For her cast mates, the bandying of fat jokes took some getting used to. “It doesn’t make us squirm anymore,” says Jesse Gervais, who can talk about obesity, diets, and “oversize coffins” without flinching. Schmidt teases Windsor: “I don’t even remember you’re fat.”
“That’s my goal,” she smiles impishly. Schmidt argues that Fat Pig “is much gentler than anything LaBute has written…No one wants to see a play where we put a large woman onstage and throw insults at her. The play isn’t that.” Structurally it alternates scenes where we see the burgeoning relationship between Tom and Helen, and workplace scenes where Tom is barraged by snarky jests about his choice of gal. Will he be able to withstand the onslaught of public opinion? “It’s not about hurting Helen; she’s the best-adjusted, healthiest person onstage. It’s about how it hurts Tom.”
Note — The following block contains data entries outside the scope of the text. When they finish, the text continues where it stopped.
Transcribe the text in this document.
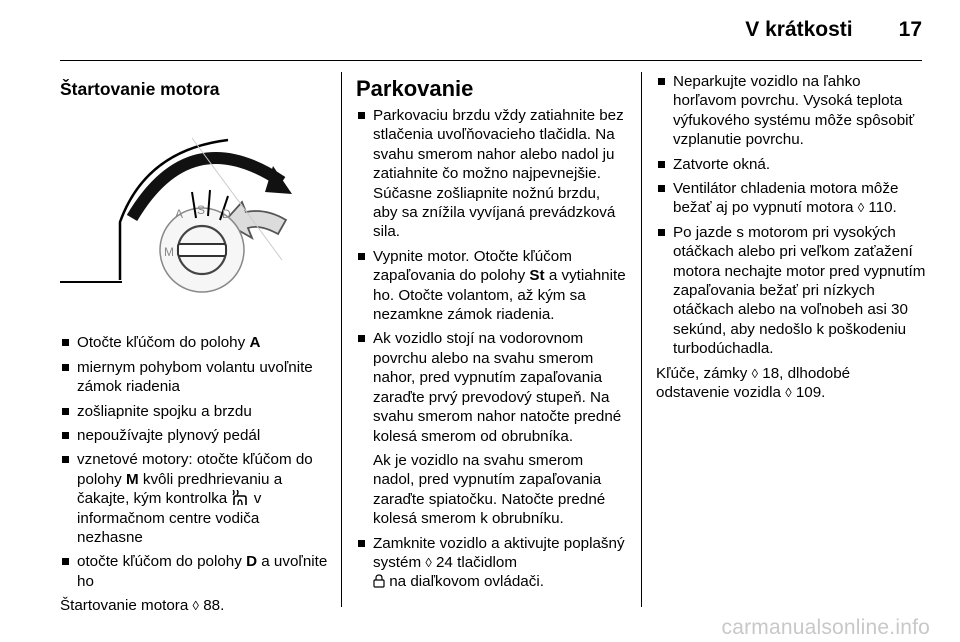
V krátkosti 17
Štartovanie motora
A S D
M
Otočte kľúčom do polohy A
miernym pohybom volantu uvoľnite zámok riadenia
zošliapnite spojku a brzdu
nepoužívajte plynový pedál
vznetové motory: otočte kľúčom do polohy M kvôli predhrievaniu a čakajte, kým kontrolka  v informačnom centre vodiča nezhasne
otočte kľúčom do polohy D a uvoľnite ho

Štartovanie motora ◊ 88.

Parkovanie
Parkovaciu brzdu vždy zatiahnite bez stlačenia uvoľňovacieho tlačidla. Na svahu smerom nahor alebo nadol ju zatiahnite čo možno najpevnejšie. Súčasne zošliapnite nožnú brzdu, aby sa znížila vyvíjaná prevádzková sila.
Vypnite motor. Otočte kľúčom zapaľovania do polohy St a vytiahnite ho. Otočte volantom, až kým sa nezamkne zámok riadenia.
Ak vozidlo stojí na vodorovnom povrchu alebo na svahu smerom nahor, pred vypnutím zapaľovania zaraďte prvý prevodový stupeň. Na svahu smerom nahor natočte predné kolesá smerom od obrubníka.

Ak je vozidlo na svahu smerom nadol, pred vypnutím zapaľovania zaraďte spiatočku. Natočte predné kolesá smerom k obrubníku.

Zamknite vozidlo a aktivujte poplašný systém ◊ 24 tlačidlom
na diaľkovom ovládači.
Neparkujte vozidlo na ľahko horľavom povrchu. Vysoká teplota výfukového systému môže spôsobiť vzplanutie povrchu.
Zatvorte okná.
Ventilátor chladenia motora môže bežať aj po vypnutí motora ◊ 110.
Po jazde s motorom pri vysokých otáčkach alebo pri veľkom zaťažení motora nechajte motor pred vypnutím zapaľovania bežať pri nízkych otáčkach alebo na voľnobeh asi 30 sekúnd, aby nedošlo k poškodeniu turbodúchadla.

Kľúče, zámky ◊ 18, dlhodobé odstavenie vozidla ◊ 109.

carmanualsonline.info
Lora Brovold, who plays one of Tom’s tormentors, says “the play isn’t about whether Tom can fall in love with an overweight woman. He’s already done that. It’s whether he can put up with tensions around him. Will he be true to himself or go with the flow?”
Gervais plays Carter, another of Tom’s derisive co-workers who “says some pretty awful things, like ‘God didn’t pair up apes and antelopes’. …But in a way, his argument makes sense. He’s saying that it’s not nice, but it’s the way of the world. It’s a social truth: People aren’t comfortable with difference. We’re all afraid of being the different person.”
“It’s real,” says Skye Brandon, the Saskatoon-based actor who plays the beleaguered Tom. “It’s one man’s struggle to be true to himself. …Tom comes to realize things about himself he may not want to know.